Sharp critical and subcritical trace Trudinger-Moser and Adams inequalities on the upper half spaces

TL;DR

This paper establishes sharp trace Trudinger-Moser and Adams inequalities on upper half spaces, proves the existence of extremals and least energy solutions for related bi-harmonic equations, advancing borderline Sobolev trace inequality theory.

Contribution

It introduces new sharp inequalities on half spaces and demonstrates the existence of extremals and solutions, using Fourier rearrangement and harmonic extension methods.

Findings

Established sharp critical and subcritical trace inequalities.

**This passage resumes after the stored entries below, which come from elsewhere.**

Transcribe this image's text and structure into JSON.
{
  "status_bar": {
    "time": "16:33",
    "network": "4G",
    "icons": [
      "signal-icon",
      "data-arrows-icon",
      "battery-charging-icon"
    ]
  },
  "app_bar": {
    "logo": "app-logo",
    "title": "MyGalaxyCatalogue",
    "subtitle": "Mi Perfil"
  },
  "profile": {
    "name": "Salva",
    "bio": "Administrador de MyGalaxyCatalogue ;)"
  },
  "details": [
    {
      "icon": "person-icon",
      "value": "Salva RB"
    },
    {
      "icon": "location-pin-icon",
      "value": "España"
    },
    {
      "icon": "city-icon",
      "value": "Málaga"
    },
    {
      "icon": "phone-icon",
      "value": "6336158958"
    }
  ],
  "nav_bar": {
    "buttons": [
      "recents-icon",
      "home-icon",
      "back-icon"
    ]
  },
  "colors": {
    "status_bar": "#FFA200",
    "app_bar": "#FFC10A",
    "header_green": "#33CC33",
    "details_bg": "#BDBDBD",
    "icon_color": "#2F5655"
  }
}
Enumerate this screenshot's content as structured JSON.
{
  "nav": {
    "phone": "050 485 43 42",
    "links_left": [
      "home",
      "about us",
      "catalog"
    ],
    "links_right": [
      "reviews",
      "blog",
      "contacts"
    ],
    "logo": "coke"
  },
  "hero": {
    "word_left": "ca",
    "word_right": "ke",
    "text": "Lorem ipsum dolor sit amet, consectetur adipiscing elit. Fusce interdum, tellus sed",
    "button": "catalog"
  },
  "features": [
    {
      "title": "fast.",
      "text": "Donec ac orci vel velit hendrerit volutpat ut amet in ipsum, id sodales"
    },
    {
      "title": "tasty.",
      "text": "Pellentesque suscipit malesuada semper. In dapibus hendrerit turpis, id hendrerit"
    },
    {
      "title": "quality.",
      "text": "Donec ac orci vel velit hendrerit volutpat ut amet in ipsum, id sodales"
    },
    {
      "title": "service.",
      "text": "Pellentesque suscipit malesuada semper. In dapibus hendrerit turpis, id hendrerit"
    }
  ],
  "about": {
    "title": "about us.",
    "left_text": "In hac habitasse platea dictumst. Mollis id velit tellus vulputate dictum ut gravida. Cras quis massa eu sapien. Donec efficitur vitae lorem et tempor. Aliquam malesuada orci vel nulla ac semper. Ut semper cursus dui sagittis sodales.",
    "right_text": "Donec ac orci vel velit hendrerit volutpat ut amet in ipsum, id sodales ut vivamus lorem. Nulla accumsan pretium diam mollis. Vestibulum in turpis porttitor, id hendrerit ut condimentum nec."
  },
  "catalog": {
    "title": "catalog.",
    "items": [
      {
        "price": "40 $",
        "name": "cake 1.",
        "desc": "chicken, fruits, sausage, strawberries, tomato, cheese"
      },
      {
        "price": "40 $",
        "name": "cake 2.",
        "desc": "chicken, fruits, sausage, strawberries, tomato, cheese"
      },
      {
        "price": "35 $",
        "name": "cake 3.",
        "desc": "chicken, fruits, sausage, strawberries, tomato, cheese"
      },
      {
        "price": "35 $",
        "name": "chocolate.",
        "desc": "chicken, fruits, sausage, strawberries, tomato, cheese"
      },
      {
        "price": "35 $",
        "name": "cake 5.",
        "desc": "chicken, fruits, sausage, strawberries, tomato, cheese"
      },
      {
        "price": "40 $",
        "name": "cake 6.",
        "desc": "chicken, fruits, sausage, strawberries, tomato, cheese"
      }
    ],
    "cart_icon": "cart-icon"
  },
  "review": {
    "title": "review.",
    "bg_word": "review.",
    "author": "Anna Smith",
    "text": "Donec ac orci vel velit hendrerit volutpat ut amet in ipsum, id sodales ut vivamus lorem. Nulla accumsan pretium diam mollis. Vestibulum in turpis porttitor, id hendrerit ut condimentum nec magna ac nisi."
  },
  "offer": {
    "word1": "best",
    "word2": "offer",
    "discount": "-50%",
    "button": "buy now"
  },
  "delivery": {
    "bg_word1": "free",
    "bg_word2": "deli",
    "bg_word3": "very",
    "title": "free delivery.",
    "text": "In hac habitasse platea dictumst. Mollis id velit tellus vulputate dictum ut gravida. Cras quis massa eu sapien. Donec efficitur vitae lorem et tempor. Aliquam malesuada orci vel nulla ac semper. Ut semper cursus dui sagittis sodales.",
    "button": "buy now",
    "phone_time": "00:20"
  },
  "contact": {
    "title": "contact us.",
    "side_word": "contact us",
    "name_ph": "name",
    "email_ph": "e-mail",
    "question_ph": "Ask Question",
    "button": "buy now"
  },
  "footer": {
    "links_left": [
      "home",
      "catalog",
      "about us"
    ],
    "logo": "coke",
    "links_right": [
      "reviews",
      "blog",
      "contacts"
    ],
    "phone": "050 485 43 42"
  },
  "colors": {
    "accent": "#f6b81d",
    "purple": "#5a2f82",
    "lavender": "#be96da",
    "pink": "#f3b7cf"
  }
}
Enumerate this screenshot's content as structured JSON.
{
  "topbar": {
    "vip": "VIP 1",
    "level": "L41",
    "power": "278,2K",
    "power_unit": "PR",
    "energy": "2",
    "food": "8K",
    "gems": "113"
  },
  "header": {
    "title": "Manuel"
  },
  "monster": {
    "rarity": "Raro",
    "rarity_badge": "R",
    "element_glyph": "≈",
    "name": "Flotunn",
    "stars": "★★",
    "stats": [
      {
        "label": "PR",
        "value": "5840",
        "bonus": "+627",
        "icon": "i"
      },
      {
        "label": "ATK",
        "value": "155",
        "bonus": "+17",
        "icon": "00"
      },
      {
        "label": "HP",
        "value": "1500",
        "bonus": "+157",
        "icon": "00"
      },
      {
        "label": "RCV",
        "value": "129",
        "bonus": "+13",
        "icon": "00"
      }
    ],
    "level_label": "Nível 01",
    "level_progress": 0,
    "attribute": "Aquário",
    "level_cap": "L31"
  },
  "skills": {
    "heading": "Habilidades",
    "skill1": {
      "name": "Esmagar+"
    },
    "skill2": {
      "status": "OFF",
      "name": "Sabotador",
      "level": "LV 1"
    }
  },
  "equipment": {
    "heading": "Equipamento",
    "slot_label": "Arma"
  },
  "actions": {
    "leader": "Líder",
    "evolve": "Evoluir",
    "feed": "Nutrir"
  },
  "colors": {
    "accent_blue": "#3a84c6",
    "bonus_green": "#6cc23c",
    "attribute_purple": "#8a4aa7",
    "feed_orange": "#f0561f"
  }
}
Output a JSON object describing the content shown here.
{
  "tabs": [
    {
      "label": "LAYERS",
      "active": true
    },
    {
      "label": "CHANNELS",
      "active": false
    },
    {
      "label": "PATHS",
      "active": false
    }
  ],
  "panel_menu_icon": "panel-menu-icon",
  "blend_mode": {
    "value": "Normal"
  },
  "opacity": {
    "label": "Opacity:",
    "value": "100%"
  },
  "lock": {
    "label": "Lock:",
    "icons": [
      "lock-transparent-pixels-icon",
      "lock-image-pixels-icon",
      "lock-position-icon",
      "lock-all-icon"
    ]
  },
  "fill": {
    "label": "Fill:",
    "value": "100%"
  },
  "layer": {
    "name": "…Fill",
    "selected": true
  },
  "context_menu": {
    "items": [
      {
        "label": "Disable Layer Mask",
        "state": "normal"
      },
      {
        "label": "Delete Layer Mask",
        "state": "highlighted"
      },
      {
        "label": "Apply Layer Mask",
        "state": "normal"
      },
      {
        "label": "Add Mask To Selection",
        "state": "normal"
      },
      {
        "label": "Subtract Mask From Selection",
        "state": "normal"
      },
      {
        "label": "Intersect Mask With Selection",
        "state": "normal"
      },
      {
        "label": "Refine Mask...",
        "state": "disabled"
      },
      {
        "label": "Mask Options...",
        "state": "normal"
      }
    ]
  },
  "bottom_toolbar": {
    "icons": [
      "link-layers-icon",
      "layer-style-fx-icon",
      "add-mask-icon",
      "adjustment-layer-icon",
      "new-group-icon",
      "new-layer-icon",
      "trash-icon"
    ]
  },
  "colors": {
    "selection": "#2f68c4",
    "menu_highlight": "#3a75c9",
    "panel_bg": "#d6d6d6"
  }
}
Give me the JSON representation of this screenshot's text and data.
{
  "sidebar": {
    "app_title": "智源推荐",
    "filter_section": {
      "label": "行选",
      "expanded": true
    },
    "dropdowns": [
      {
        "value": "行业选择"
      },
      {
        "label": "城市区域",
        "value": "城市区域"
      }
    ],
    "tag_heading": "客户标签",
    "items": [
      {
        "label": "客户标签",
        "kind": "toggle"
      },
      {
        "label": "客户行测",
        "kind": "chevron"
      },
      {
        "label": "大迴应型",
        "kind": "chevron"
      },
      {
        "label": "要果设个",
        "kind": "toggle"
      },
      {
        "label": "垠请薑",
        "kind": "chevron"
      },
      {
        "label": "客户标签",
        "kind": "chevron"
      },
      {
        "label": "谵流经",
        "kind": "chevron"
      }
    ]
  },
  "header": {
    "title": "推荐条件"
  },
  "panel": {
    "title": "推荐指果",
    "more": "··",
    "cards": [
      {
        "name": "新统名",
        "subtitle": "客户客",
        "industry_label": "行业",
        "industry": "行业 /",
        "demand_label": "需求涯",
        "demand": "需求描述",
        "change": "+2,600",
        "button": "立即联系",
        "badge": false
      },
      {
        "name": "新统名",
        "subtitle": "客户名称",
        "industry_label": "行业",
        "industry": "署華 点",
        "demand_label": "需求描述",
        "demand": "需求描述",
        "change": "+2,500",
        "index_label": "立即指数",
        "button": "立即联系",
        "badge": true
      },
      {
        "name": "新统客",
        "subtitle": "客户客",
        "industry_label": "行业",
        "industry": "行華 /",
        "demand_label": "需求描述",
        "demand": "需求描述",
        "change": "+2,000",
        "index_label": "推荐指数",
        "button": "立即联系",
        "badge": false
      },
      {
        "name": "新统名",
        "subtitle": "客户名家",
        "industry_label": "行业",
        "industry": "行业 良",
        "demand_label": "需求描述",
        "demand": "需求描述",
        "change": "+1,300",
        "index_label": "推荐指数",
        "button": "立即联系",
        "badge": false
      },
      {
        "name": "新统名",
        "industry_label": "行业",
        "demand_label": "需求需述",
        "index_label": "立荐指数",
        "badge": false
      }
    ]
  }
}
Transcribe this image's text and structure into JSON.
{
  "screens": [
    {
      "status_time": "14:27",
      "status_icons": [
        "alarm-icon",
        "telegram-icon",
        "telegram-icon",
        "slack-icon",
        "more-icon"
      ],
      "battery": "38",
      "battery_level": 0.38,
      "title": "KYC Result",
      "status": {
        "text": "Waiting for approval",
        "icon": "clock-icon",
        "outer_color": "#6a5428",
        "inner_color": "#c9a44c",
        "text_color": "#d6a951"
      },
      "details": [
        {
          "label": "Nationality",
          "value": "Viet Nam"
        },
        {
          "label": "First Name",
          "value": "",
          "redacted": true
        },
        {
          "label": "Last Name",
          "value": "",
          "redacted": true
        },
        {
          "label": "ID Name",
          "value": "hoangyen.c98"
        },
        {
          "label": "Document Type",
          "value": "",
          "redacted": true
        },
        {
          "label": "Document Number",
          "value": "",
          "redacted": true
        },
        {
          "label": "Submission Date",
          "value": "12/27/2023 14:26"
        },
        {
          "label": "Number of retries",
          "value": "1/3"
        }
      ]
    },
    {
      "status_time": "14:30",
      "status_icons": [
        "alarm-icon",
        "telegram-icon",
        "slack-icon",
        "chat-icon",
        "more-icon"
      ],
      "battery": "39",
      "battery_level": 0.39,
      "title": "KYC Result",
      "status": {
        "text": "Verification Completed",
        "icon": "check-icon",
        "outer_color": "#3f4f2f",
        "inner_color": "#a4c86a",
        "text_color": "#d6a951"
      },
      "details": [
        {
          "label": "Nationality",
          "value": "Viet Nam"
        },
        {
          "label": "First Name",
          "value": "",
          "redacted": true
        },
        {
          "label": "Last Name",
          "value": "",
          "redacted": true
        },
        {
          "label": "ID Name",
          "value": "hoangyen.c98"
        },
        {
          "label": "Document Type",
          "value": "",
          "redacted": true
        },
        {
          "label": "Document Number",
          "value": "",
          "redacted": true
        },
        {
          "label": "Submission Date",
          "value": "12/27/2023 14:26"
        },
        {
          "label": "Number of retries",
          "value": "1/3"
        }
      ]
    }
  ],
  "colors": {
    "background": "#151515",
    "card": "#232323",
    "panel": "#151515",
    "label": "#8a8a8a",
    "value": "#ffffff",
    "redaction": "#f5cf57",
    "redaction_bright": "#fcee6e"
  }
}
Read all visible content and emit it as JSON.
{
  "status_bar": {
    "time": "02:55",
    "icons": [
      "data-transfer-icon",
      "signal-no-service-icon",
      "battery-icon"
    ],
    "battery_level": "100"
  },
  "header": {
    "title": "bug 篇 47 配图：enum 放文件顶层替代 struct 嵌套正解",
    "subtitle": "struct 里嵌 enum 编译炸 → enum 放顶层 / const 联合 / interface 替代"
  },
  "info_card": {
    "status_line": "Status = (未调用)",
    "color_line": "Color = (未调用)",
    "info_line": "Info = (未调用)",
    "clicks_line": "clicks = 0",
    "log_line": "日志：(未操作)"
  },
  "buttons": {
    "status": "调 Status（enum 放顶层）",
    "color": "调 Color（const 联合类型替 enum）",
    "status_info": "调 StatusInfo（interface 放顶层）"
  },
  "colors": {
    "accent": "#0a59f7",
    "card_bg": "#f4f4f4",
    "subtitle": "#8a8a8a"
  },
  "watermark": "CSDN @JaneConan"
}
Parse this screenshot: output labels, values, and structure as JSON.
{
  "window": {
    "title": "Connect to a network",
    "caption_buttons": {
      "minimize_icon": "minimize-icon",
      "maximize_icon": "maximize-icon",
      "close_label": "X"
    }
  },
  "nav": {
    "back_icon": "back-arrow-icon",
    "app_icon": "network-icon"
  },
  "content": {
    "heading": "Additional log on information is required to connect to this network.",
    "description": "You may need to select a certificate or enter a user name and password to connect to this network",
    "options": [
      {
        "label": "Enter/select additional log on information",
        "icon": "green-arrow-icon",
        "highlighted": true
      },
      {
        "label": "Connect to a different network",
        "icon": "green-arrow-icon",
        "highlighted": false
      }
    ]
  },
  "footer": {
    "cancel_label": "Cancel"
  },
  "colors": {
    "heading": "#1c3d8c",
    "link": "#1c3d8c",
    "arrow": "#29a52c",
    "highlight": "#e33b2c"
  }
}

Proved existence of extremals for these inequalities.

Demonstrated existence of least energy solutions for bi-harmonic equations.

Abstract

In this paper, we establish the sharp critical and subcritical trace Trudinger-Moser and Adams inequalities on the half spaces and prove the existence of their extremals through the method based on the Fourier rearrangement, harmonic extension and scaling invariance. These trace Trudinger-Moser and Adams inequalities can be considered as the borderline case of the Sobolev trace inequalities of first and higher orders. Furthermore, we show the existence of the least energy solutions for a class of bi-harmonic equations with nonlinear Neumann boundary condition associated with the trace Adams inequalities.